Published 15:37, 15 August 11
What does Google get from its £7.7 billion purchase of Motorola Mobility?
It gets the company that first developed the mobile phone, some 24,000 patents and a hardware partner.
But it is a hardware partner that has slipped back tremendously in recent years, even if its phones and the Xoom tablet all use Google’s Android operating system and its Atrix phone and laptop dock shows there is still innovation in the company.
The focus on Android should spare Google and Motorola the sort of embarrassment that befell Nokia, when it announced it was ditching its OS for the Windows Phone 7 platform, even though we are still waiting for a Nokia-Windows phone.
Nevertheless, Motorola, like Nokia, ranks among the losers in the mobile space - it is an ‘also ran’ among Android phone manufacturers with HTC, LG and Samsung leading the way - and everyone is tailing Apple.

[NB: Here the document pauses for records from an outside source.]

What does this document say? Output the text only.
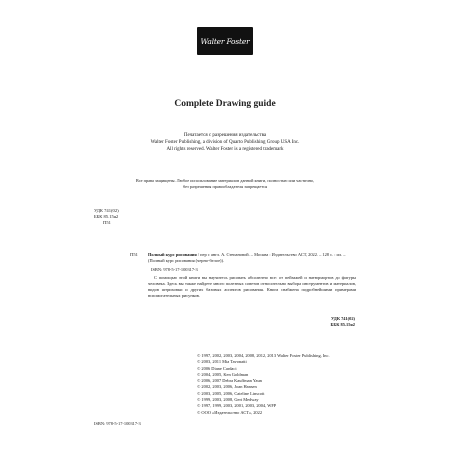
Walter Foster
Complete Drawing guide
Печатается с разрешения издательства
Walter Foster Publishing, a division of Quarto Publishing Group USA Inc.
All rights reserved. Walter Foster is a registered trademark
Все права защищены. Любое использование материалов данной книги, полностью или частично,
без разрешения правообладателя запрещается
УДК 741(02)
ББК 85.15я2
П51
П51 Полный курс рисования / пер с англ. А. Степановой. – Москва : Издательство АСТ, 2022. – 128 с. : ил. – (Полный курс рисования (черно-белое)).
ISBN: 978-5-17-100317-3
С помощью этой книги вы научитесь рисовать абсолютно все: от пейзажей и натюрмортов до фигуры человека. Здесь вы также найдете много полезных советов относительно выбора инструментов и материалов, видов штриховки и других базовых аспектов рисования. Книга снабжена подробнейшими примерами вспомогательных рисунков.
УДК 741(02)
ББК 85.15я2
© 1997, 2002, 2003, 2004, 2008, 2012, 2013 Walter Foster Publishing, Inc.
© 2003, 2011 Mia Tavonatti
© 2006 Diane Cardaci
© 2004, 2005, Ken Goldman
© 2006, 2007 Debra Kauffman Yaun
© 2002, 2003, 2006, Joan Hansen
© 2003, 2005, 2006, Cateline Linscott
© 1999, 2003, 2008, Gert Medway
© 1997, 1999, 2003, 2001, 2003, 2004, WFP
© ООО «Издательство АСТ», 2022
ISBN: 978-5-17-100317-3
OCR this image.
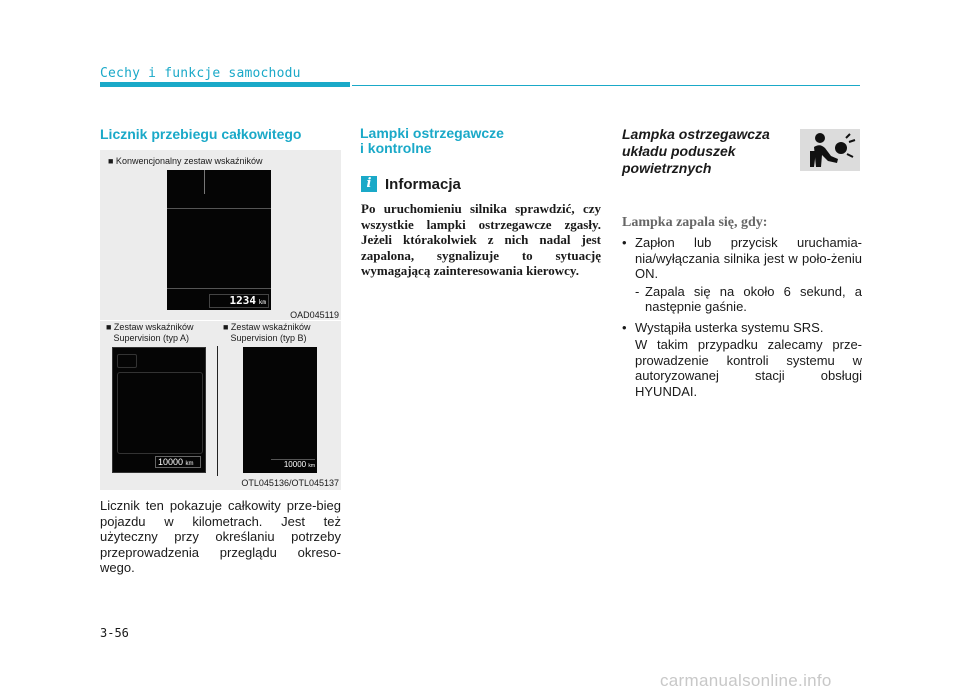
Cechy i funkcje samochodu
Licznik przebiegu całkowitego
■ Konwencjonalny zestaw wskaźników
1234 km
OAD045119
■ Zestaw wskaźników
Supervision (typ A)
■ Zestaw wskaźników
Supervision (typ B)
10000 km	10000 km
OTL045136/OTL045137
Licznik ten pokazuje całkowity prze-bieg pojazdu w kilometrach. Jest też użyteczny przy określaniu potrzeby przeprowadzenia przeglądu okreso-wego.
Lampki ostrzegawcze
i kontrolne
i Informacja
Po uruchomieniu silnika sprawdzić, czy wszystkie lampki ostrzegawcze zgasły. Jeżeli którakolwiek z nich nadal jest zapalona, sygnalizuje to sytuację wymagającą zainteresowania kierowcy.
Lampka ostrzegawcza
układu poduszek
powietrznych
Lampka zapala się, gdy:
• Zapłon lub przycisk uruchamia-nia/wyłączania silnika jest w poło-żeniu ON.
- Zapala się na około 6 sekund, a następnie gaśnie.
• Wystąpiła usterka systemu SRS.
W takim przypadku zalecamy prze-prowadzenie kontroli systemu w autoryzowanej stacji obsługi HYUNDAI.
3-56
carmanualsonline.info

Google now faces an enormous management challenge in bringing order into Motorola’s fractured internal regime. It may have to lay off thousands of Motorola employees while also keeping the existing Android smartphone manufacturing community sweet.
HTC, Sony Ericson, LG and Samsung have all issued endorsments for the deal - but their language is so similar and so stilted that it reveals the potential for problems ahead.

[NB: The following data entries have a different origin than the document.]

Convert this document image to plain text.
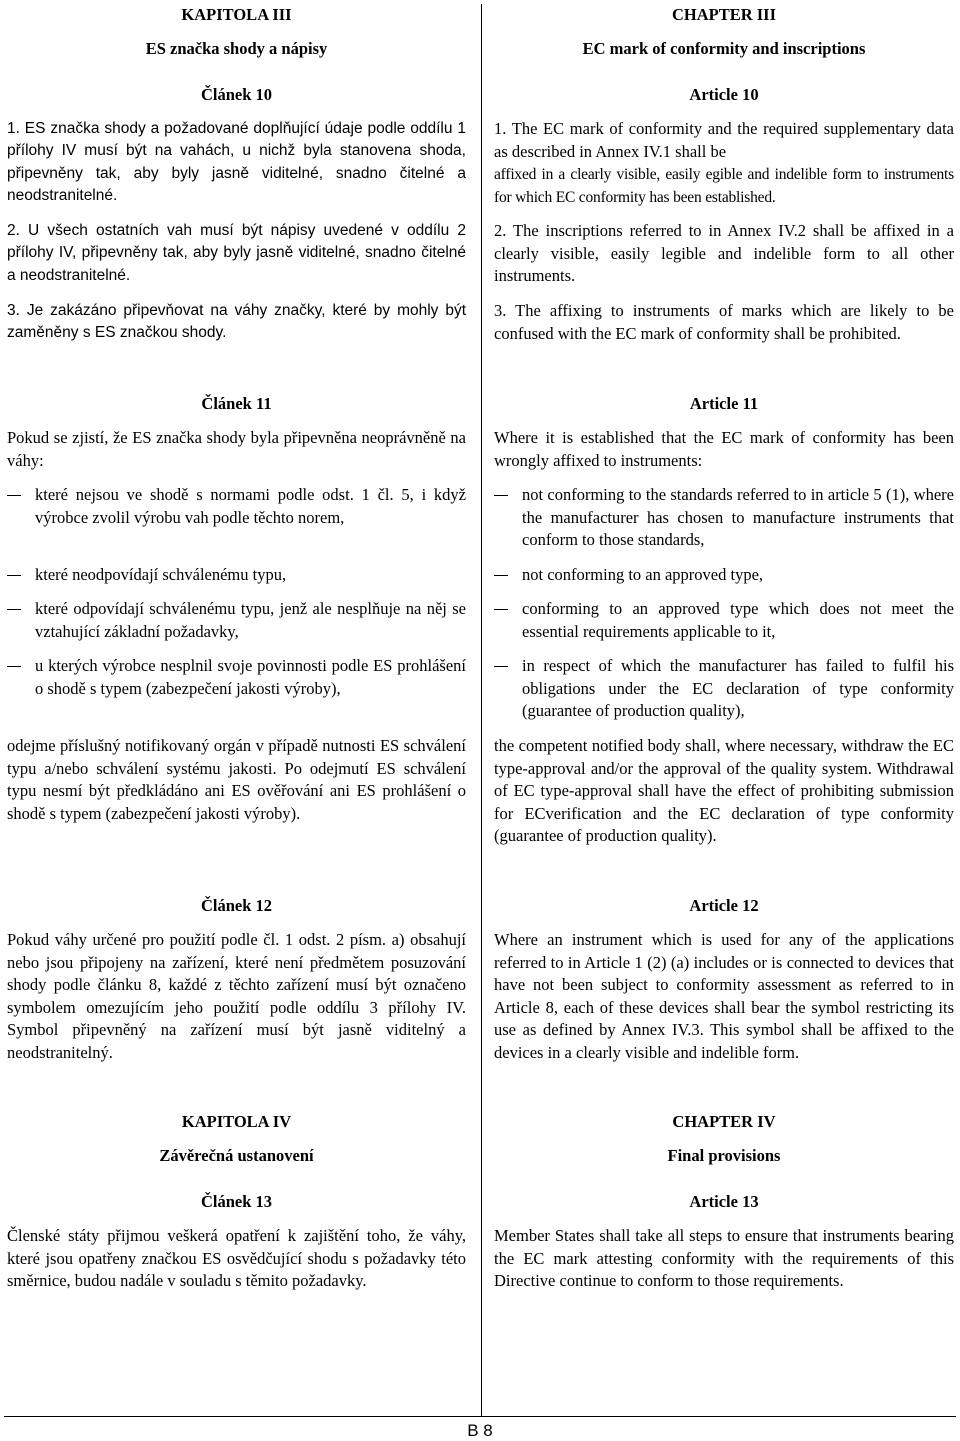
KAPITOLA III
ES značka shody a nápisy
Článek 10
1. ES značka shody a požadované doplňující údaje podle oddílu 1 přílohy IV musí být na vahách, u nichž byla stanovena shoda, připevněny tak, aby byly jasně viditelné, snadno čitelné a neodstranitelné.
2. U všech ostatních vah musí být nápisy uvedené v oddílu 2 přílohy IV, připevněny tak, aby byly jasně viditelné, snadno čitelné a neodstranitelné.
3. Je zakázáno připevňovat na váhy značky, které by mohly být zaměněny s ES značkou shody.
Článek 11
Pokud se zjistí, že ES značka shody byla připevněna neoprávněně na váhy:
které nejsou ve shodě s normami podle odst. 1 čl. 5, i když výrobce zvolil výrobu vah podle těchto norem,
které neodpovídají schválenému typu,
které odpovídají schválenému typu, jenž ale nesplňuje na něj se vztahující základní požadavky,
u kterých výrobce nesplnil svoje povinnosti podle ES prohlášení o shodě s typem (zabezpečení jakosti výroby),
odejme příslušný notifikovaný orgán v případě nutnosti ES schválení typu a/nebo schválení systému jakosti. Po odejmutí ES schválení typu nesmí být předkládáno ani ES ověřování ani ES prohlášení o shodě s typem (zabezpečení jakosti výroby).
Článek 12
Pokud váhy určené pro použití podle čl. 1 odst. 2 písm. a) obsahují nebo jsou připojeny na zařízení, které není předmětem posuzování shody podle článku 8, každé z těchto zařízení musí být označeno symbolem omezujícím jeho použití podle oddílu 3 přílohy IV. Symbol připevněný na zařízení musí být jasně viditelný a neodstranitelný.
KAPITOLA IV
Závěrečná ustanovení
Článek 13
Členské státy přijmou veškerá opatření k zajištění toho, že váhy, které jsou opatřeny značkou ES osvědčující shodu s požadavky této směrnice, budou nadále v souladu s těmito požadavky.
CHAPTER III
EC mark of conformity and inscriptions
Article 10
1. The EC mark of conformity and the required supplementary data as described in Annex IV.1 shall be
affixed in a clearly visible, easily egible and indelible form to instruments for which EC conformity has been established.
2. The inscriptions referred to in Annex IV.2 shall be affixed in a clearly visible, easily legible and indelible form to all other instruments.
3. The affixing to instruments of marks which are likely to be confused with the EC mark of conformity shall be prohibited.
Article 11
Where it is established that the EC mark of conformity has been wrongly affixed to instruments:
not conforming to the standards referred to in article 5 (1), where the manufacturer has chosen to manufacture instruments that conform to those standards,
not conforming to an approved type,
conforming to an approved type which does not meet the essential requirements applicable to it,
in respect of which the manufacturer has failed to fulfil his obligations under the EC declaration of type conformity (guarantee of production quality),
the competent notified body shall, where necessary, withdraw the EC type-approval and/or the approval of the quality system. Withdrawal of EC type-approval shall have the effect of prohibiting submission for ECverification and the EC declaration of type conformity (guarantee of production quality).
Article 12
Where an instrument which is used for any of the applications referred to in Article 1 (2) (a) includes or is connected to devices that have not been subject to conformity assessment as referred to in Article 8, each of these devices shall bear the symbol restricting its use as defined by Annex IV.3. This symbol shall be affixed to the devices in a clearly visible and indelible form.
CHAPTER IV
Final provisions
Article 13
Member States shall take all steps to ensure that instruments bearing the EC mark attesting conformity with the requirements of this Directive continue to conform to those requirements.
B 8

Add to this difficult mix the fact that Google faces potential licensing issues if it tries to use the Motorola patents in the open source Android OS, and it could be going hard going for Google.
The last thing that enterprise IT needs amidst all this is for a standards and patents war between rival vendors. The sight of Oracle and Google taking on each other over alleged patent breaches in Android is bad enough. We do not want to see this or other vendor conflicts escalating as a result of this takeover.
Businesses and organisations need clear, open standards. They don’t want to be wondering each time they deploy technology whether they will be caught up in an unseemly vendor war.
They need competition among vendors to drive forward, not stifle innovation, and they want vendors to focus their resources on delivering innovation, not on shutting rivals out of markets.